Digital display is an engagement device. In particular, the human brain processes visual information thousands of times faster than text and requires much less mental energy. The results of dynamic messaging speak for themselves: 39% of senior marketers that apply the medium see better brand recall, recognition and interaction through enriched and meaningful content and 40% of senior marketers experienced higher loyalty and retention through their investment in personalized content and digital interactions. Studies show an average 28 percent increase in sales after investing in the digital customer experience.

“Data is the starting point of CX. Measure the customer experience while listening to the voice of the customer, and then build on this with research” – Arthur Borkwood, Head of Customer Development for the Toronto Transit Commission

Customer experience is top priority of the Toronto Transit Commission, the third largest public transit system in North America, after New York and Mexico City, with 570 million journeys annually. Arthur Borkwood, Head of Customer Development for the Toronto Transit Commission told The Strategy Institute conference delegates that, “Data is the starting point of CX. Measure the customer experience while listening to the voice of the customer, and then build on this with research. Defining the right operational key performance indicators (KPIs) related to satisfaction is the critical success factor.”

“Customer experience is the new differentiator in a competitive economy,” noted Lauren Kindzierski, VP of Solutions and Capabilities at HGS (Hinduja Global Solutions).

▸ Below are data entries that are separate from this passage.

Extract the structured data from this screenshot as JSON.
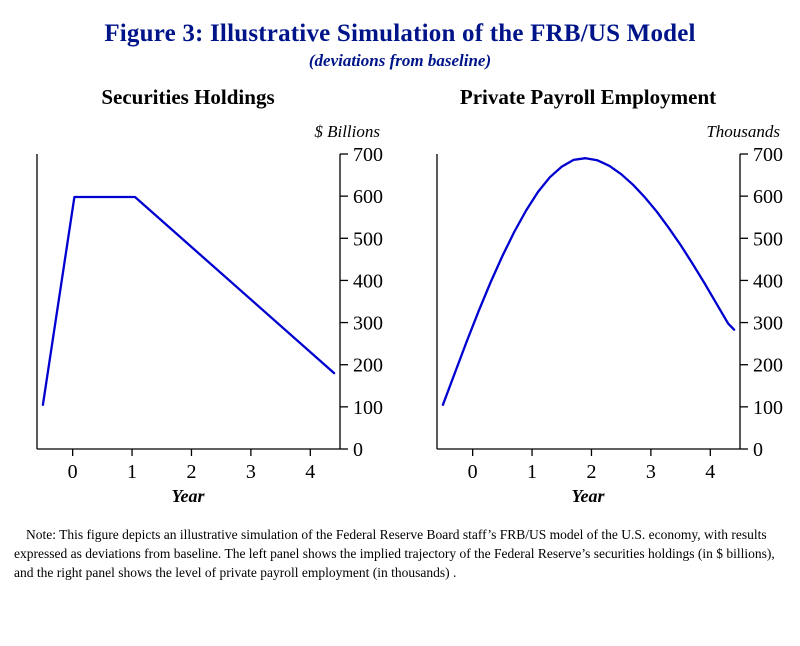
{
  "figure": {
    "title": "Figure 3: Illustrative Simulation of the FRB/US Model",
    "subtitle": "(deviations from baseline)",
    "note": "Note:  This figure depicts an illustrative simulation of the Federal Reserve Board staff’s FRB/US model of the U.S. economy, with results expressed as deviations from baseline.  The left panel shows the implied trajectory of the Federal Reserve’s securities holdings (in $ billions), and the right panel shows the level of private payroll employment (in thousands) ."
  },
  "colors": {
    "title_text": "#00148a",
    "line": "#0000d0",
    "axis": "#000000"
  },
  "chart_data": [
    {
      "type": "line",
      "title": "Securities Holdings",
      "unit_label": "$ Billions",
      "xlabel": "Year",
      "xlim": [
        -0.6,
        4.5
      ],
      "ylim": [
        0,
        700
      ],
      "xticks": [
        0,
        1,
        2,
        3,
        4
      ],
      "yticks": [
        0,
        100,
        200,
        300,
        400,
        500,
        600,
        700
      ],
      "legend": "none",
      "grid": false,
      "series": [
        {
          "name": "Securities holdings (deviation from baseline, $ billions)",
          "x": [
            -0.5,
            0.03,
            1.05,
            4.4
          ],
          "y": [
            105,
            598,
            598,
            180
          ]
        }
      ]
    },
    {
      "type": "line",
      "title": "Private Payroll Employment",
      "unit_label": "Thousands",
      "xlabel": "Year",
      "xlim": [
        -0.6,
        4.5
      ],
      "ylim": [
        0,
        700
      ],
      "xticks": [
        0,
        1,
        2,
        3,
        4
      ],
      "yticks": [
        0,
        100,
        200,
        300,
        400,
        500,
        600,
        700
      ],
      "legend": "none",
      "grid": false,
      "series": [
        {
          "name": "Private payroll employment (deviation from baseline, thousands)",
          "x": [
            -0.5,
            -0.3,
            -0.1,
            0.1,
            0.3,
            0.5,
            0.7,
            0.9,
            1.1,
            1.3,
            1.5,
            1.7,
            1.9,
            2.1,
            2.3,
            2.5,
            2.7,
            2.9,
            3.1,
            3.3,
            3.5,
            3.7,
            3.9,
            4.1,
            4.3,
            4.4
          ],
          "y": [
            105,
            180,
            255,
            327,
            395,
            458,
            515,
            566,
            610,
            645,
            670,
            686,
            690,
            685,
            672,
            652,
            627,
            597,
            563,
            525,
            484,
            440,
            394,
            346,
            298,
            283
          ]
        }
      ]
    }
  ]
}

She reflected that, “Digital interaction accounts for over 35 percent of customer interactions. Experiences are not logical, they are emotional. To create a better customer experience, improve the emotional connection. Measure what they think, why they choose and how they feel along with the amount of effort required on their part to get the message or the value from the brand.”

Customer experience requires that the brand listens, while acting on needs and desires. Unified customer experience is “saying and doing.”

In a recent webinar sponsored by the International Trade Council that followed The Strategy Institute’s focus on customer experience, guest presenter Jean-Pierre Lacroix, President of Toronto-based Shikatani Lacroix Design said, “80 percent of buying decisions are made based on emotions.” He referenced their Re:Store study in which 53 percent of respondents said that experience drives loyalty. “For Millennials,” Lacroix noted, “online retailers are winning emotional equity over physical retailers. In-store discovery is a key element of physical retail success, and the immersive experience using digital can create a deeper emotional connection.”

Immersive is a better reality in retail, and platforms such as on-location dynamic digital media enable CX.

Augmented and virtual realities are emerging as the new reality of retail. Gaming is taking people into A/V reality and this will take retail applications forward. China’s Yihaodian has opened 1000 virtual stores with no physical real estate, and any Amazon shopper is aware of the power of experience and analytics-based selling. Although Lacroix warns, “It’s about the experience and not the technology, which will continue to evolve even as the lines between design disciplines are blurring.”